1. My mom and I are going to a drive-in to see a couple movies, and the best part is I don't have to worry about COVID-19, because I will be away from others.

2. My support admin got in touch with me, and found a job coach that will try to help me find a job where I can work from home. This is a big deal not just because of the pandemic, but because I get antsy whenever I run late for anything. We're going to get in touch this Monday to explain the details.

I also can't help but worry about my mom again. She is support to work in my aunt's bar as a cook next weekend, and I'm unsure if she will catch the virus. We talked about it and said she will be fine, but that only concerns me more. She is 60 and we are very close, which is why I'm concerned about her sometimes
 
Somebody who will remain nameless counted my profile posts here. Why? Then told me. Why? I don't go around counting people's profile posts. What's up? I didn't see a limits on profile posts. I enjoy reading other peeps updates. Am l missing something here?
 
I’m thinking of knitting another beanie if I can stop procrastinating.
 
Jay- l found a open gym and the lady said they call the police if anybody gets out of hand. In fact several police workout there. Better then the other city l lived in. People were incredible rude.
 
I never had the luxury to be ignorant and lazy. I had to work hard at everything people didn't consider difficult.
 
I want to undo enough stitches in order to have enough yarn to bind off this sweater hem.
 
My new meds have been making me sleepier, but that will go away soon. The Depakote hasn't helped much, so I am glad I am weaning off of it.
 
I’m feeling agitated after spending time with a family member. Go figure. What are the chances? It sounds like we both have a lot to put up with.
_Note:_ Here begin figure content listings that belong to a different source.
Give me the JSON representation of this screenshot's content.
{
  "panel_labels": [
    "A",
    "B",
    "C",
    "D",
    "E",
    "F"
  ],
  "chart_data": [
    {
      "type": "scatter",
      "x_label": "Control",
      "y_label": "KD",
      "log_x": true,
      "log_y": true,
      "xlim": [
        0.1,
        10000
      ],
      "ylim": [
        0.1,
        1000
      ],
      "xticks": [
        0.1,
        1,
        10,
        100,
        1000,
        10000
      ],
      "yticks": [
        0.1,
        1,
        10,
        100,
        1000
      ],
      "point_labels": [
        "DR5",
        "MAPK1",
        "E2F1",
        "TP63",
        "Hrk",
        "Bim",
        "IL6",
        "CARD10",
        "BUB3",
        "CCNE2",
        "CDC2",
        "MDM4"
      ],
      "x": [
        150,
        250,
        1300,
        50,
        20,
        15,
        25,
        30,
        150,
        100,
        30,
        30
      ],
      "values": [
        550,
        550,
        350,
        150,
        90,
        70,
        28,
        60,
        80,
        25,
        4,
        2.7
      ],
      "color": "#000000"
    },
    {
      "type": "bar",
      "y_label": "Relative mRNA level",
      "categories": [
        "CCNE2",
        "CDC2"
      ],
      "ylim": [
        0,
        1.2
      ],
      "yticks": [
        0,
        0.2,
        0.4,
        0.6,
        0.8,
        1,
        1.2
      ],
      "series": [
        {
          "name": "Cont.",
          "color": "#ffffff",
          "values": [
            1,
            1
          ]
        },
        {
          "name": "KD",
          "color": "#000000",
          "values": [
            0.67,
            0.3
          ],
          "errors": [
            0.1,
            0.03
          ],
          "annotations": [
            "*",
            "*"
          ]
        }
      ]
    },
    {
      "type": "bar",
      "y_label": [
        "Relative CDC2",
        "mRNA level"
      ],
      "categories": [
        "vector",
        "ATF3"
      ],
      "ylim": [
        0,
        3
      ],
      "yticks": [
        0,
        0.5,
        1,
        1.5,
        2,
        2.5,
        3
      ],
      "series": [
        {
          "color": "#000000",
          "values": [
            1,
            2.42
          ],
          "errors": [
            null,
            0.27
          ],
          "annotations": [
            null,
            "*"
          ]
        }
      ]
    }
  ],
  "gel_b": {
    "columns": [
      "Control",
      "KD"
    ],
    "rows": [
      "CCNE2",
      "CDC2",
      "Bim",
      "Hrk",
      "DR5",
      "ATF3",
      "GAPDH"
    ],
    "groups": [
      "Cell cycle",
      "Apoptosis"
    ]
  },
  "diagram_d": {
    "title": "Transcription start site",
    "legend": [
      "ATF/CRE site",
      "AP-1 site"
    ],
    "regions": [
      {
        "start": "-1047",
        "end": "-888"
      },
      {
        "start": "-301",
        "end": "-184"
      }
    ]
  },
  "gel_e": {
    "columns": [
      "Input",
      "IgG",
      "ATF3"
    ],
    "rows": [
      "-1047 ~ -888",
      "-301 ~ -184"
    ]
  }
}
I want to learn more about:

1) attention deficit disorder
2) traumatic brain injury
3) dementia
4) ptsd
5) ocd
 
Just focusing on l am doing pretty good alone these days. That has been some of my improvement. That a friend from the past called and l wasn't dependent on their energy anymore. They are in a different state, they have made their life choices and they need to move on.
 
I cried all day. I am saying adieu to my state. Sad sad sad. But l can't fight anymore, it's affecting my health, and it leads to poorer choices because l feel l fight against too many things. I leave as a dog with its tail between its legs. Sad to say goodbye to great friends some that are extremely close.